Стереотип восприятия личности бойца отразился не только в прямых оценках, но и в подходах к составлению проповедей, назидательного чтения, пропагандистских изданий. Чаще всего и в церковных изданиях, и в пропагандистских листках и брошюрах, составлявшихся военными, использовались исторические примеры, описания подвигов именно самопожертвования, храбрости, находчивости, товарищества и т. д. Из качеств, присущих отдельному бойцу, большинство авторов выделяли патриотизм, религиозность и желание воевать.
В этом плане интересны рассуждения военных специалистов и психологов. И те и другие полагали, что религиозность присуща армии в очень большой степени и при создании мотивации использование религиозного мотива должно стоять на первом месте, даже по сравнению с идеями защиты царя и Отечества. Причем само понятие патриотизма и защиты Отечества неразрывно связывалось с защитой православия и религиозностью войск145. Именно к идеалам православия апеллировали военные специалисты, составляя «Памятки» для солдат146.
Совсем не так оптимистично смотрело на этот вопрос само духовенство. На братском собрании в начале апреля 1904 г., помимо общей неразвитости паствы, отмечалась ее непросвещенность в делах веры: «Русский солдат вообще дитя в деле веры и сильно нуждается в <> попечительном надзоре и всестороннем руководстве. <> Младенец в деле веры, русский солдат нуждается в систематическом воспитании религиозном. Он поступает на службу, не умея сознательно положить на себя крестное знамение, нередко в течение своей жизни не бывавши на исповеди, даже не бывавши в церкви!»147 Речь шла также и о равнодушии к вере: «среди них возможны люди нерадивые о своем спасении, невнимательные к слову Божию, нечувствительные ни к каким убеждениям, беспечные и рассеянные, наконец, просто неспособные к самостоятельному анализу своего душевного состояния или не умеющие точно выразить и ясно формулировать свою мысль»148.

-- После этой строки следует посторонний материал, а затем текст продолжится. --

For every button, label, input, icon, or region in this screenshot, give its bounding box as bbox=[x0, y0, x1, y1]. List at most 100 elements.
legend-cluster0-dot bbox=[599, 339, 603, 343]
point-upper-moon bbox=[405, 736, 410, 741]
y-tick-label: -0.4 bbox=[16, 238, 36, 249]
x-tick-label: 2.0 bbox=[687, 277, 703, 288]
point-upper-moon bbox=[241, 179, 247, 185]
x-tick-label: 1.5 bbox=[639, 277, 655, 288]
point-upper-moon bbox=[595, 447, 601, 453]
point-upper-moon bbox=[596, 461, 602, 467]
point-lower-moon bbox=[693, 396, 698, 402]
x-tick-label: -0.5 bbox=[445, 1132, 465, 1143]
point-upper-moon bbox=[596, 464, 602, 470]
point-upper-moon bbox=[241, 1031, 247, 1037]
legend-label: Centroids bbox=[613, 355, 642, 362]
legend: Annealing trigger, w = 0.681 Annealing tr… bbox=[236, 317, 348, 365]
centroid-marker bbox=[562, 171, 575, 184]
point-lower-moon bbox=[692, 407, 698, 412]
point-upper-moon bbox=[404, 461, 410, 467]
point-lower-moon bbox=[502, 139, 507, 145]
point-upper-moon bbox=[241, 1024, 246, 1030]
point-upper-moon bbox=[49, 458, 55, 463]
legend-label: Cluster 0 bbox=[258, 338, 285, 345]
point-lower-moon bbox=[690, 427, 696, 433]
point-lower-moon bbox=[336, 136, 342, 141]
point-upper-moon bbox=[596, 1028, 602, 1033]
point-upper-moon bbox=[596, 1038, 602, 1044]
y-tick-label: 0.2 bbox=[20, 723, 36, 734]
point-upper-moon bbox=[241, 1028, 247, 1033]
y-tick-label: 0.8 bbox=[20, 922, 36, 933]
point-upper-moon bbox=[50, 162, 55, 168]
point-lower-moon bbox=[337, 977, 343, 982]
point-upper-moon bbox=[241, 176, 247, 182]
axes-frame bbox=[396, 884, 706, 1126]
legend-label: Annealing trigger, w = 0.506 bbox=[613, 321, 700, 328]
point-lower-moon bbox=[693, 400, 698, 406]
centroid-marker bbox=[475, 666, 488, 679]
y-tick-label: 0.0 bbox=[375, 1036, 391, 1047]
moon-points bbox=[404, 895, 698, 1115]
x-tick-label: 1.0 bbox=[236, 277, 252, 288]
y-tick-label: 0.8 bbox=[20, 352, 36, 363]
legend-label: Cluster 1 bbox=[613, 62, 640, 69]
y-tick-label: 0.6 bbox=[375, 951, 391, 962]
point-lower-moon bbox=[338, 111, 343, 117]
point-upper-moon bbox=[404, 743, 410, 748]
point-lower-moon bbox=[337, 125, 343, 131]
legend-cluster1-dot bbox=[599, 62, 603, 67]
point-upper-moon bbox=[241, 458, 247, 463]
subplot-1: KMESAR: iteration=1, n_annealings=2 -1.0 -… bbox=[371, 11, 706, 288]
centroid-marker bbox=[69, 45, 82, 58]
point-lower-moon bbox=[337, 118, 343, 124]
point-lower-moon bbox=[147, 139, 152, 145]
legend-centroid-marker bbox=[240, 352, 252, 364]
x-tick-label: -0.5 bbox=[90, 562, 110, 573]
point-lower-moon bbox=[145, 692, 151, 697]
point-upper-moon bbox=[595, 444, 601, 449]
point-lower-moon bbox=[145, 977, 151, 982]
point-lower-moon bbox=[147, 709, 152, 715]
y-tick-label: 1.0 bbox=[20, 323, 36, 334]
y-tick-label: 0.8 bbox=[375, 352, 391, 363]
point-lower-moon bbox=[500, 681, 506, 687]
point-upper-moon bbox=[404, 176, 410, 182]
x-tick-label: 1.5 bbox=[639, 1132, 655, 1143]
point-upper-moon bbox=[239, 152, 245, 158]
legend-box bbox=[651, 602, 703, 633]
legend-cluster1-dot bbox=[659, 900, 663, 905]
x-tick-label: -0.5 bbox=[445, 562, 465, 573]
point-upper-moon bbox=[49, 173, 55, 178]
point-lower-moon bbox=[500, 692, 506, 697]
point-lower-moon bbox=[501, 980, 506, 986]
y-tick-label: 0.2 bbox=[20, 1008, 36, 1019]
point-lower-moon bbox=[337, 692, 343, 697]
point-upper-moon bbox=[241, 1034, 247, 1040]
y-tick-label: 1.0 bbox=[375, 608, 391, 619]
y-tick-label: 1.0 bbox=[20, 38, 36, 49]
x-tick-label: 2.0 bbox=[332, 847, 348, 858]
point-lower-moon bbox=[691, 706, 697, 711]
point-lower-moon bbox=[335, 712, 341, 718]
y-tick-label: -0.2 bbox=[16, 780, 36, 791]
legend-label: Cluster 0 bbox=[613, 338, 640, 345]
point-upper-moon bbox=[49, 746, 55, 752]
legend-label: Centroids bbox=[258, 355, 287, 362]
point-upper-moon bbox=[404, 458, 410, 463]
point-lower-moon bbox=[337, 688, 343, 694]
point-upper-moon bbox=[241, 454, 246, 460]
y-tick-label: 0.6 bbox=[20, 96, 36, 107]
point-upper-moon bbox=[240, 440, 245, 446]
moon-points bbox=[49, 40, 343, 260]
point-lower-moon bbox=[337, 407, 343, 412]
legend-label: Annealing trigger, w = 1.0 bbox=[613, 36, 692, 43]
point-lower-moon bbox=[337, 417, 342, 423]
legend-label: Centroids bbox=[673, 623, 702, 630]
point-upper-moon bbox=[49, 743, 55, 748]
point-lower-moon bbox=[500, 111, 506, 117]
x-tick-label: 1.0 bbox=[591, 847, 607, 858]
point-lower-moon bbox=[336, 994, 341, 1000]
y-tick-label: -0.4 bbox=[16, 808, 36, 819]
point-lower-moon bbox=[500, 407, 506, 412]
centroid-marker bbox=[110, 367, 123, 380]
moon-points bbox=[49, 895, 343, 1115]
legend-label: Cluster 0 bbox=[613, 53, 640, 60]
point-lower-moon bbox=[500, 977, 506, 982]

Отправление культа в армии было отнюдь не добровольным делом на этом настаивали сами священнослужители.
На том же братском собрании о. Федор (Ласкеев) говорил о том, что «самая систематичность воспитательных приемов требует наряда как средства, при помощи которого все люди данной части подвергаются обновляющему духовно действию церкви. <> В принятых в военной среде условных формах и общем тоне воинской жизни, основанной на командном приказе и проникнутой принципом повиновения без права выбора, предоставление нижним воинским чинам полной свободы в посещении церковных богослужений косвенно, но неотразимо <> незаметным, но постоянным влиянием своего диссонанса со всем складом солдатской жизни приводило бы к совершенно нежелательному исходу. В глазах команды оно низводило бы посещение церкви в низший разряд безразличных по своему значению явлений, в число тех из них, где по их незначительности предоставляется полная свобода выбора самому солдату»149.

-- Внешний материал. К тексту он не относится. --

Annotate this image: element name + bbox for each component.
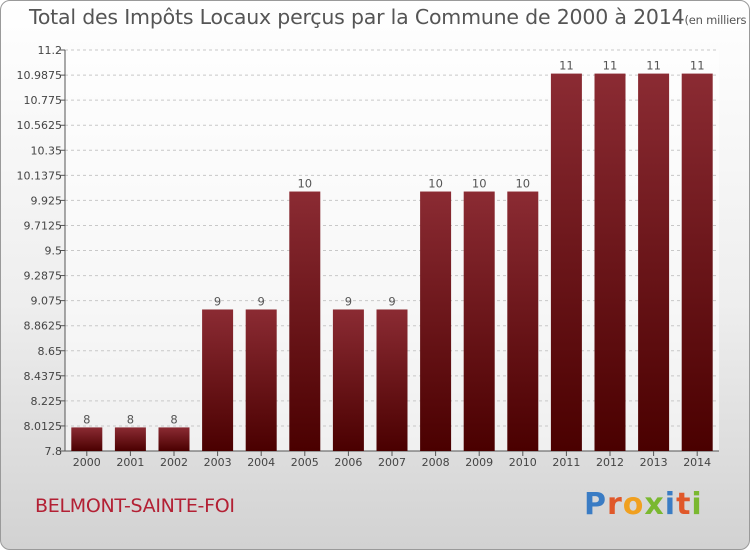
bar-data-label: 10 (472, 177, 487, 191)
bar-data-label: 11 (646, 59, 661, 73)
bar-data-label: 8 (83, 412, 90, 426)
y-tick-label: 9.2875 (24, 270, 63, 283)
x-tick-label: 2006 (334, 456, 362, 469)
logo-letter: o (622, 487, 645, 522)
bar-data-label: 11 (690, 59, 705, 73)
bar-data-label: 8 (170, 412, 177, 426)
x-tick-label: 2000 (73, 456, 101, 469)
chart-title-text: Total des Impôts Locaux perçus par la Co… (29, 5, 685, 29)
logo-letter: r (607, 487, 623, 522)
x-tick-label: 2013 (640, 456, 668, 469)
y-tick-label: 9.925 (31, 194, 63, 207)
x-tick-label: 2009 (465, 456, 493, 469)
bar-data-label: 9 (258, 294, 265, 308)
bar (550, 73, 582, 452)
bar (245, 309, 277, 451)
bar (289, 191, 321, 451)
commune-name: BELMONT-SAINTE-FOI (35, 495, 235, 517)
y-tick-label: 9.075 (31, 295, 63, 308)
x-tick-label: 2007 (378, 456, 406, 469)
bar (681, 73, 713, 452)
bar-data-label: 8 (127, 412, 134, 426)
bar-data-label: 10 (297, 177, 312, 191)
bar-data-label: 11 (559, 59, 574, 73)
bar (463, 191, 495, 451)
logo-letter: t (676, 487, 692, 522)
bar (158, 427, 190, 451)
bar (638, 73, 670, 452)
bar (332, 309, 364, 451)
proxiti-logo[interactable]: Proxiti (584, 487, 703, 522)
bar-data-label: 9 (388, 294, 395, 308)
chart-title: Total des Impôts Locaux perçus par la Co… (29, 5, 749, 29)
bar-data-label: 10 (515, 177, 530, 191)
bar (376, 309, 408, 451)
logo-letter: x (644, 487, 665, 522)
x-tick-label: 2005 (291, 456, 319, 469)
y-tick-label: 9.5 (45, 245, 63, 258)
y-tick-label: 10.35 (31, 144, 63, 157)
y-tick-label: 8.8625 (24, 320, 63, 333)
bar-data-label: 11 (603, 59, 618, 73)
logo-letter: i (691, 487, 703, 522)
y-tick-label: 8.0125 (24, 420, 63, 433)
x-tick-label: 2004 (247, 456, 275, 469)
y-tick-label: 10.5625 (17, 119, 63, 132)
y-tick-label: 10.775 (24, 94, 63, 107)
bar (594, 73, 626, 452)
bar (202, 309, 234, 451)
y-tick-label: 8.225 (31, 395, 63, 408)
x-tick-label: 2002 (160, 456, 188, 469)
bar (71, 427, 103, 451)
y-tick-label: 11.2 (38, 44, 63, 57)
x-tick-label: 2010 (509, 456, 537, 469)
x-tick-label: 2003 (204, 456, 232, 469)
bar (507, 191, 539, 451)
bar-data-label: 9 (214, 294, 221, 308)
y-tick-label: 8.4375 (24, 370, 63, 383)
x-tick-label: 2011 (552, 456, 580, 469)
y-tick-label: 9.7125 (24, 219, 63, 232)
y-tick-label: 8.65 (38, 345, 63, 358)
bar-data-label: 9 (345, 294, 352, 308)
y-tick-label: 10.1375 (17, 169, 63, 182)
logo-letter: i (664, 487, 677, 522)
bar (420, 191, 452, 451)
bar (114, 427, 146, 451)
x-tick-label: 2014 (683, 456, 711, 469)
bar-data-label: 10 (428, 177, 443, 191)
y-tick-label: 7.8 (45, 445, 63, 458)
x-tick-label: 2008 (422, 456, 450, 469)
x-tick-label: 2012 (596, 456, 624, 469)
x-tick-label: 2001 (116, 456, 144, 469)
y-tick-label: 10.9875 (17, 69, 63, 82)
logo-letter: P (584, 487, 607, 522)
chart-subtitle: (en milliers d'€) (684, 13, 749, 27)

По сути дела, полковые священники не очень полагались на сознательность солдат, в основном надеясь на их подчинение военной дисциплине и перекладывая роль организатора коллективного отправления культа в армии на офицеров: «Для солдата безусловным авторитетом должен быть, да и есть, офицер. Он должен быть для солдата авторитетом во всех возможных случаях, а потому в круг обязанностей его должно непременным образом входить образование, поддержание и развитие религиозно-нравственных устоев в своих подчиненных под руководством священника»150.
Таким образом, ситуация сложилась несколько парадоксальная. К началу Русско-японской войны те, от кого так или иначе зависел моральный настрой армии, подошли с традиционным лозунгом «За веру, царя и Отечество», но военные сомневались в действенности «за царя и Отечество», а духовенство не надеялось на «за веру».
Однако в официальных выступлениях духовенство ни на минуту не позволяло себе вслух усомниться в религиозности армии. Большинство речей и проповедей, говорившихся по случаю отправления солдат на фронт, особенно упирало на задачи христолюбивого воинства в деле защиты веры, царя и Отечества.
Например, в «Вестнике военного духовенства», описывая прощание с солдатами, уходящими на фронт, о. Федор (Ласкеев) говорит: «Открылось для меня много удивительного, неожиданного, трогательного: и твердая вера в Бога, и упование на Промысел Его, и преданность воле Божией, и верность долгу и присяге, и осмысленная любовь к Отечеству, и нежная, трогательная любовь к семье, и все это правдиво, искренно, в непоколебимой силе, чистоте и высоте»151.
На братском собрании 4 февраля 1904 г. священник Турбин говорил, что в отправляемых на фронт полках «рядом с похвальной ревностью пастыря к духовной пользе своих пасомых какая твердая вера в Бога у нижних воинских чинов!»152 Но были и попытки «обойти» «скользкий» момент. Особенно в местностях, где соседствовали различные конфессии. Интересна в этом плане речь протоиерея Стрелковой офицерской школы Григория (Лапшина), который, говоря, что «главная наша сила состоит в крепкой связи всего народа русского с нашим государем», что «проснулась Русь великая <> отбросила постыдное равнодушие к Родине и самоунижение, которыми, к сожалению, многие из русских людей были заражены»153, воспользовался рядом традиционных «объяснительных» идей (например, заносчивость и бесчестность Японии, миролюбие и стремление сохранить мир России) и даже стихами Тютчева и кратким экскурсом в историю России с XIII в. с особенным упором на события 1812 г., но «религиозная» идея может усматриваться только в эпитете по отношению к Японии языческая.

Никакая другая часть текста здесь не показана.